The two synchronizers connect two simple finite state machines that implement the required protocol. A fourphase protocol is specified by means of a generalized STG in Figure 2, where "DD" means that the data is available (at the sender), "UU" means that it may be removed, and "LL" means data latched by the receiver. (A two-phase protocol may also be employed; the circuits are a bit more complex 13, 14, and this is typically used in order to minimize latency on long lines.) The complete logic and FSM are shown in Figure 3. A send request (V, true for a single cycle) latches data into (REG{S}) and starts the sender's FSM. The synchronized request (R2) latches the data into (REG{R}) and triggers the receiver's FSM. The receiver is given a single-cycle "data received" (D) signal.

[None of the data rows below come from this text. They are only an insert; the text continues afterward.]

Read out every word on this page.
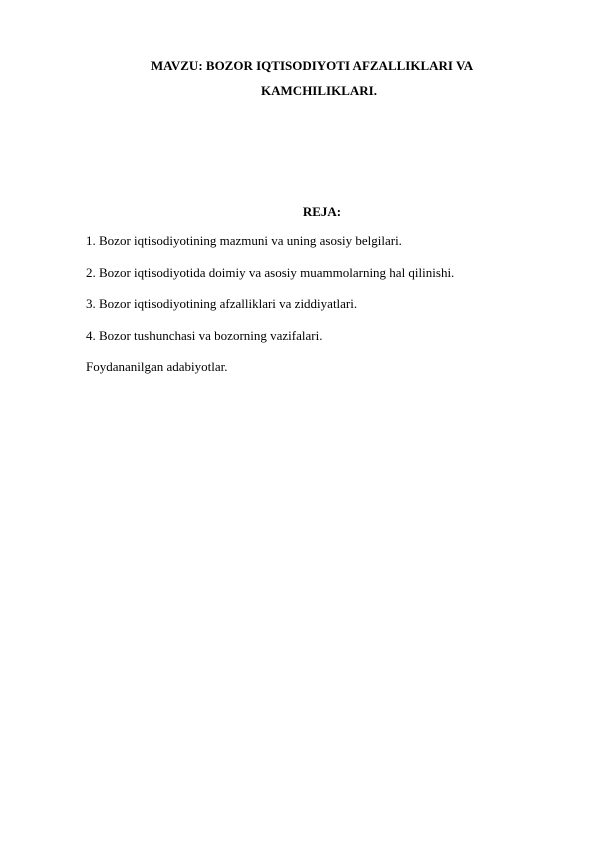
MAVZU: BOZOR IQTISODIYOTI AFZALLIKLARI VA
KAMCHILIKLARI.
REJA:
1. Bozor iqtisodiyotining mazmuni va uning asosiy belgilari.
2. Bozor iqtisodiyotida doimiy va asosiy muammolarning hal qilinishi.
3. Bozor iqtisodiyotining afzalliklari va ziddiyatlari.
4. Bozor tushunchasi va bozorning vazifalari.
Foydananilgan adabiyotlar.
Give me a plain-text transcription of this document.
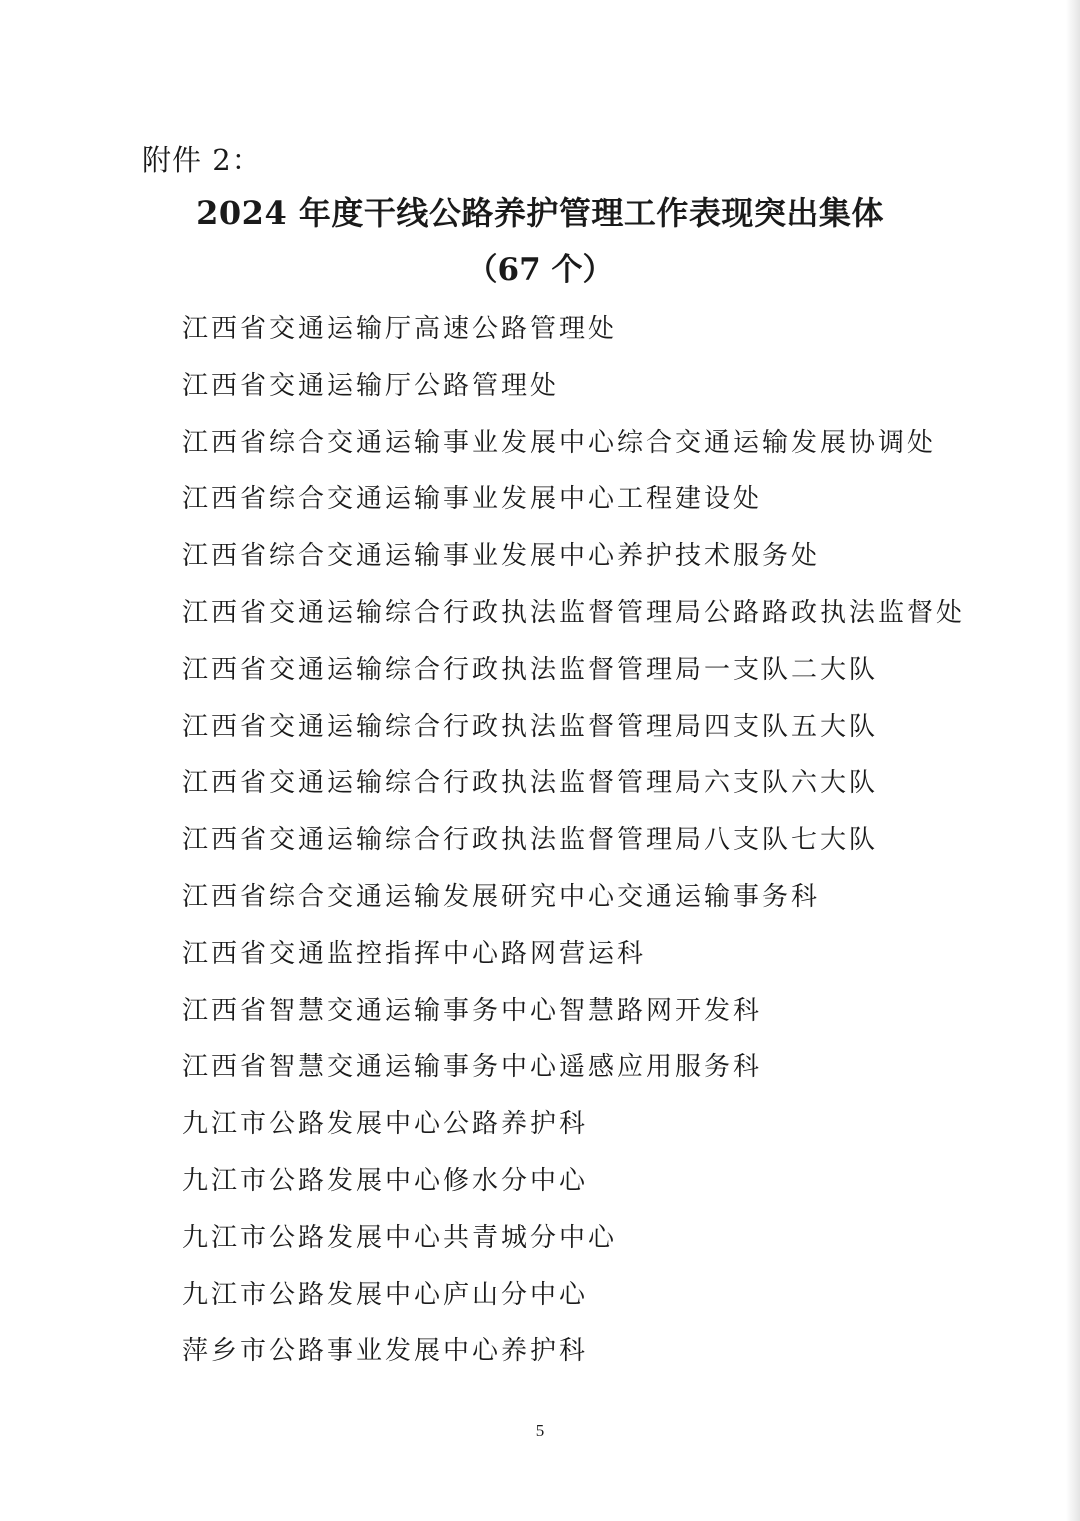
附件 2：
2024 年度干线公路养护管理工作表现突出集体
（67 个）
江西省交通运输厅高速公路管理处
江西省交通运输厅公路管理处
江西省综合交通运输事业发展中心综合交通运输发展协调处
江西省综合交通运输事业发展中心工程建设处
江西省综合交通运输事业发展中心养护技术服务处
江西省交通运输综合行政执法监督管理局公路路政执法监督处
江西省交通运输综合行政执法监督管理局一支队二大队
江西省交通运输综合行政执法监督管理局四支队五大队
江西省交通运输综合行政执法监督管理局六支队六大队
江西省交通运输综合行政执法监督管理局八支队七大队
江西省综合交通运输发展研究中心交通运输事务科
江西省交通监控指挥中心路网营运科
江西省智慧交通运输事务中心智慧路网开发科
江西省智慧交通运输事务中心遥感应用服务科
九江市公路发展中心公路养护科
九江市公路发展中心修水分中心
九江市公路发展中心共青城分中心
九江市公路发展中心庐山分中心
萍乡市公路事业发展中心养护科
5
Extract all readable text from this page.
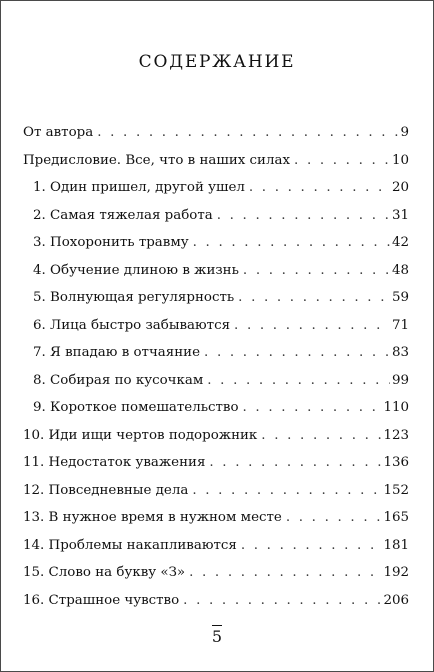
СОДЕРЖАНИЕ
От автора . . .	9
Предисловие. Все, что в наших силах . . .	10
1. Один пришел, другой ушел . . .	20
2. Самая тяжелая работа . . .	31
3. Похоронить травму . . .	42
4. Обучение длиною в жизнь . . .	48
5. Волнующая регулярность . . .	59
6. Лица быстро забываются . . .	71
7. Я впадаю в отчаяние . . .	83
8. Собирая по кусочкам . . .	99
9. Короткое помешательство . . .	110
10. Иди ищи чертов подорожник . . .	123
11. Недостаток уважения . . .	136
12. Повседневные дела . . .	152
13. В нужное время в нужном месте . . .	165
14. Проблемы накапливаются . . .	181
15. Слово на букву «З» . . .	192
16. Страшное чувство . . .	206
5
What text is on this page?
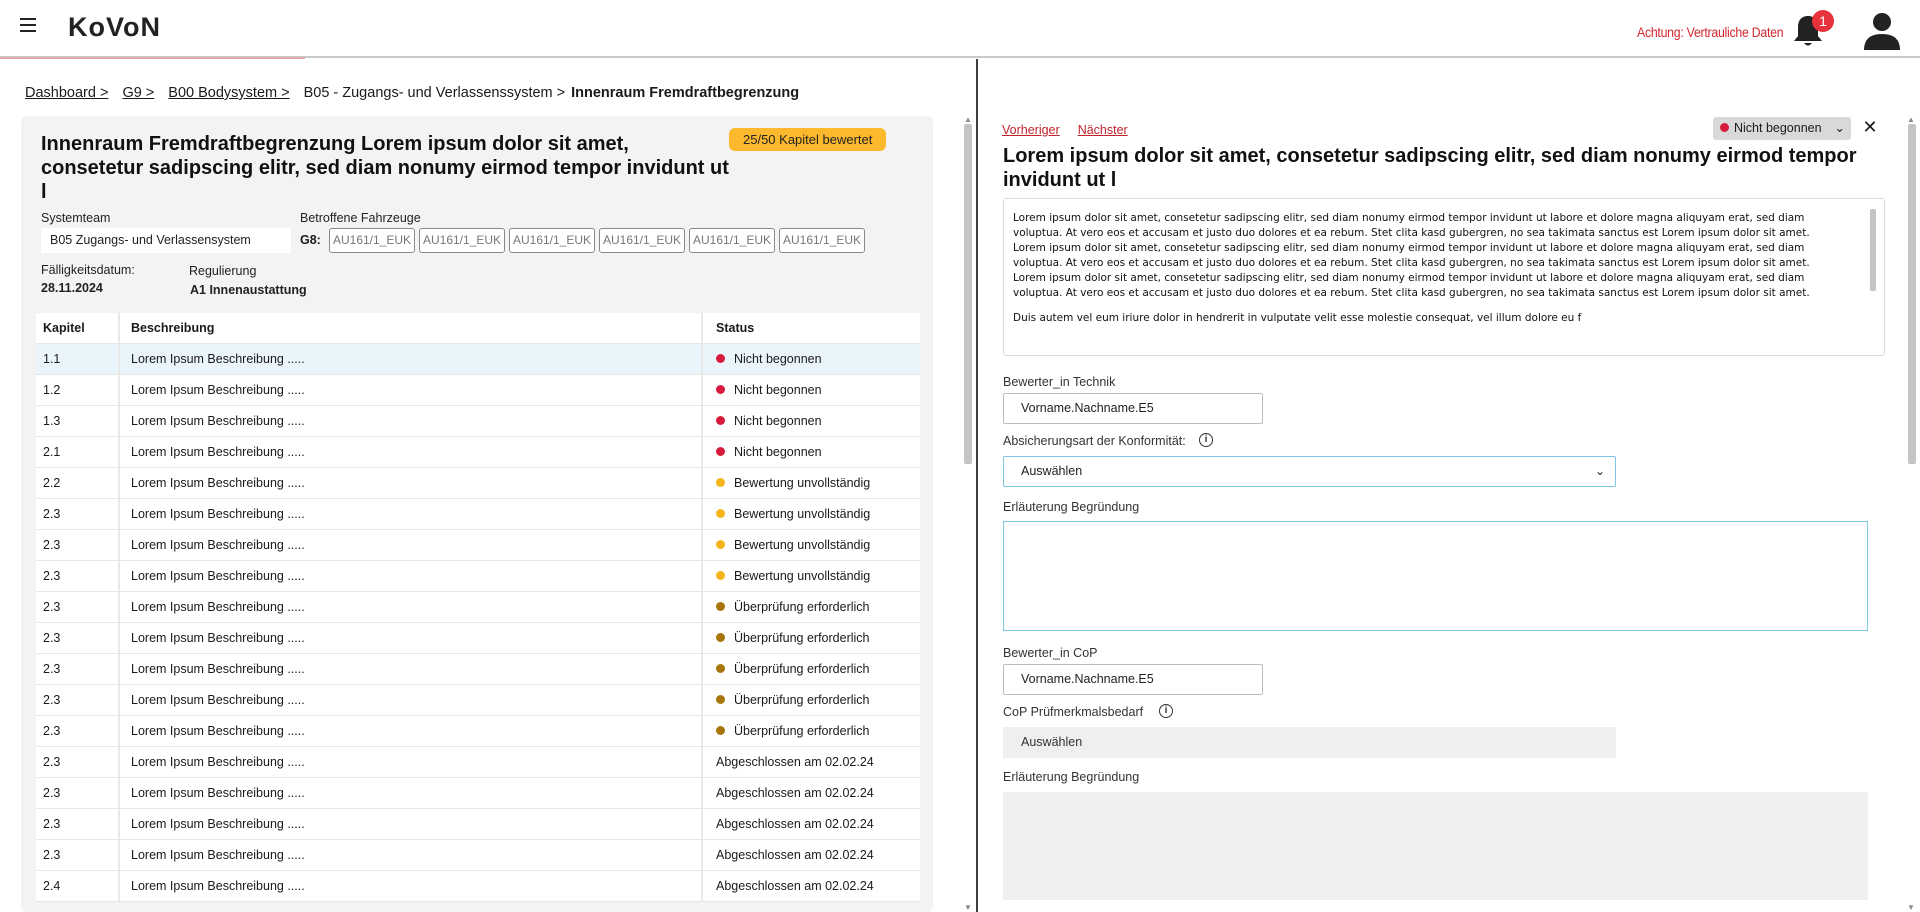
KoVoN	Achtung: Vertrauliche Daten
1
Dashboard > G9 > B00 Bodysystem > B05 - Zugangs- und Verlassenssystem > Innenraum Fremdraftbegrenzung
Innenraum Fremdraftbegrenzung Lorem ipsum dolor sit amet, consetetur sadipscing elitr, sed diam nonumy eirmod tempor invidunt ut l
25/50 Kapitel bewertet
Systemteam
B05 Zugangs- und Verlassensystem
Betroffene Fahrzeuge
G8:	AU161/1_EUK AU161/1_EUK AU161/1_EUK AU161/1_EUK AU161/1_EUK AU161/1_EUK
Fälligkeitsdatum:
28.11.2024
Regulierung
A1 Innenaustattung
Kapitel	Beschreibung	Status
1.1	Lorem Ipsum Beschreibung .....	Nicht begonnen
1.2	Lorem Ipsum Beschreibung .....	Nicht begonnen
1.3	Lorem Ipsum Beschreibung .....	Nicht begonnen
2.1	Lorem Ipsum Beschreibung .....	Nicht begonnen
2.2	Lorem Ipsum Beschreibung .....	Bewertung unvollständig
2.3	Lorem Ipsum Beschreibung .....	Bewertung unvollständig
2.3	Lorem Ipsum Beschreibung .....	Bewertung unvollständig
2.3	Lorem Ipsum Beschreibung .....	Bewertung unvollständig
2.3	Lorem Ipsum Beschreibung .....	Überprüfung erforderlich
2.3	Lorem Ipsum Beschreibung .....	Überprüfung erforderlich
2.3	Lorem Ipsum Beschreibung .....	Überprüfung erforderlich
2.3	Lorem Ipsum Beschreibung .....	Überprüfung erforderlich
2.3	Lorem Ipsum Beschreibung .....	Überprüfung erforderlich
2.3	Lorem Ipsum Beschreibung .....	Abgeschlossen am 02.02.24
2.3	Lorem Ipsum Beschreibung .....	Abgeschlossen am 02.02.24
2.3	Lorem Ipsum Beschreibung .....	Abgeschlossen am 02.02.24
2.3	Lorem Ipsum Beschreibung .....	Abgeschlossen am 02.02.24
2.4	Lorem Ipsum Beschreibung .....	Abgeschlossen am 02.02.24
▲
▼
Vorheriger Nächster	Nicht begonnen ⌄ ✕
Lorem ipsum dolor sit amet, consetetur sadipscing elitr, sed diam nonumy eirmod tempor invidunt ut l

Lorem ipsum dolor sit amet, consetetur sadipscing elitr, sed diam nonumy eirmod tempor invidunt ut labore et dolore magna aliquyam erat, sed diam voluptua. At vero eos et accusam et justo duo dolores et ea rebum. Stet clita kasd gubergren, no sea takimata sanctus est Lorem ipsum dolor sit amet. Lorem ipsum dolor sit amet, consetetur sadipscing elitr, sed diam nonumy eirmod tempor invidunt ut labore et dolore magna aliquyam erat, sed diam voluptua. At vero eos et accusam et justo duo dolores et ea rebum. Stet clita kasd gubergren, no sea takimata sanctus est Lorem ipsum dolor sit amet. Lorem ipsum dolor sit amet, consetetur sadipscing elitr, sed diam nonumy eirmod tempor invidunt ut labore et dolore magna aliquyam erat, sed diam voluptua. At vero eos et accusam et justo duo dolores et ea rebum. Stet clita kasd gubergren, no sea takimata sanctus est Lorem ipsum dolor sit amet.

Duis autem vel eum iriure dolor in hendrerit in vulputate velit esse molestie consequat, vel illum dolore eu f

Bewerter_in Technik
Vorname.Nachname.E5
Absicherungsart der Konformität:	i
Auswählen	⌄
Erläuterung Begründung
Bewerter_in CoP
Vorname.Nachname.E5
CoP Prüfmerkmalsbedarf	i
Auswählen
Erläuterung Begründung
▲
▼
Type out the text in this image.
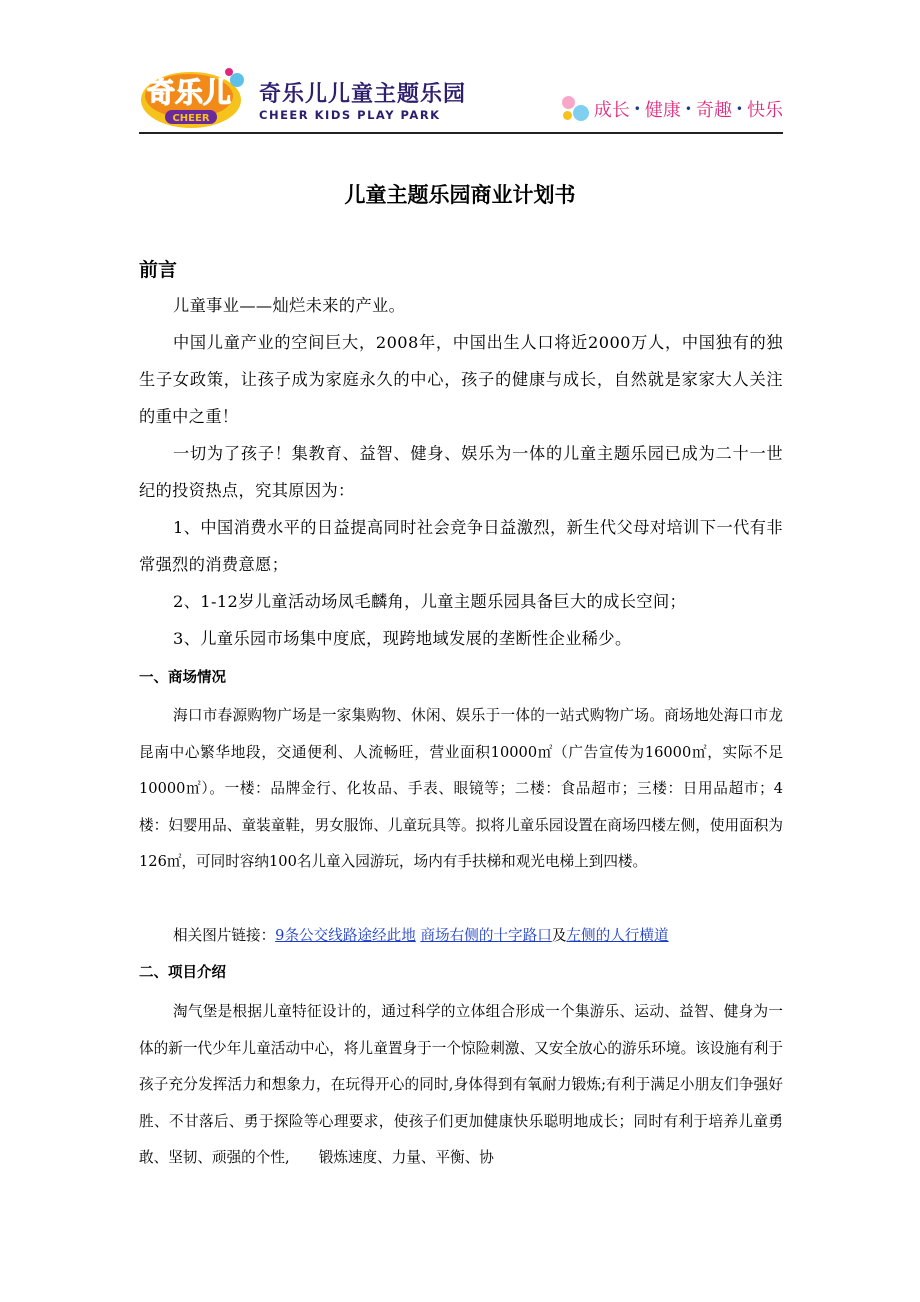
奇乐儿
CHEER
奇乐儿儿童主题乐园
CHEER KIDS PLAY PARK	成长 • 健康 • 奇趣 • 快乐
儿童主题乐园商业计划书
前言

儿童事业——灿烂未来的产业。

中国儿童产业的空间巨大，2008年，中国出生人口将近2000万人，中国独有的独生子女政策，让孩子成为家庭永久的中心，孩子的健康与成长，自然就是家家大人关注的重中之重！

一切为了孩子！集教育、益智、健身、娱乐为一体的儿童主题乐园已成为二十一世纪的投资热点，究其原因为：

1、中国消费水平的日益提高同时社会竞争日益激烈，新生代父母对培训下一代有非常强烈的消费意愿；

2、1-12岁儿童活动场凤毛麟角，儿童主题乐园具备巨大的成长空间；

3、儿童乐园市场集中度底，现跨地域发展的垄断性企业稀少。

一、商场情况

海口市春源购物广场是一家集购物、休闲、娱乐于一体的一站式购物广场。商场地处海口市龙昆南中心繁华地段，交通便利、人流畅旺，营业面积10000㎡（广告宣传为16000㎡，实际不足10000㎡）。一楼：品牌金行、化妆品、手表、眼镜等；二楼：食品超市；三楼：日用品超市；4楼：妇婴用品、童装童鞋，男女服饰、儿童玩具等。拟将儿童乐园设置在商场四楼左侧，使用面积为126㎡，可同时容纳100名儿童入园游玩，场内有手扶梯和观光电梯上到四楼。

相关图片链接：9条公交线路途经此地 商场右侧的十字路口及左侧的人行横道

二、项目介绍

淘气堡是根据儿童特征设计的，通过科学的立体组合形成一个集游乐、运动、益智、健身为一体的新一代少年儿童活动中心，将儿童置身于一个惊险刺激、又安全放心的游乐环境。该设施有利于孩子充分发挥活力和想象力，在玩得开心的同时,身体得到有氧耐力锻炼;有利于满足小朋友们争强好胜、不甘落后、勇于探险等心理要求，使孩子们更加健康快乐聪明地成长；同时有利于培养儿童勇敢、坚韧、顽强的个性,　　锻炼速度、力量、平衡、协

The protocol is sometimes modified so that A is set as soon as the received data are latched, but removed only after the receiver has had an opportunity to use the data.

两组同步电路分别对接简易有限状态机,共同实现握手协议。图 2 采用通用信号转移图描述四相位握手协议:DD 代表发送端数据就绪,UU 代表数据可移除,LL 代表接收端已锁存数据。电路也可采用二相位协议,但其结构相对复杂13,14,一般用于长线传输场景以降低延迟。完整逻辑电路与有限状态机如图 3 所示。发送请求信号 V(高电平持续一个时钟周期)将数据锁存至发送端寄存器 (REG{S}),并启动发送端状态机;经过同步后的请求信号 R2 将数据锁存至接收端寄存器 (REG{R}),同时触发接收端状态机,并产生一个时钟周期宽度的数据接收信号 D。该协议也可做变体设计:接收端锁存数据后立即置位应答信号 A,待接收端完成数据处理后再清除 A 信号。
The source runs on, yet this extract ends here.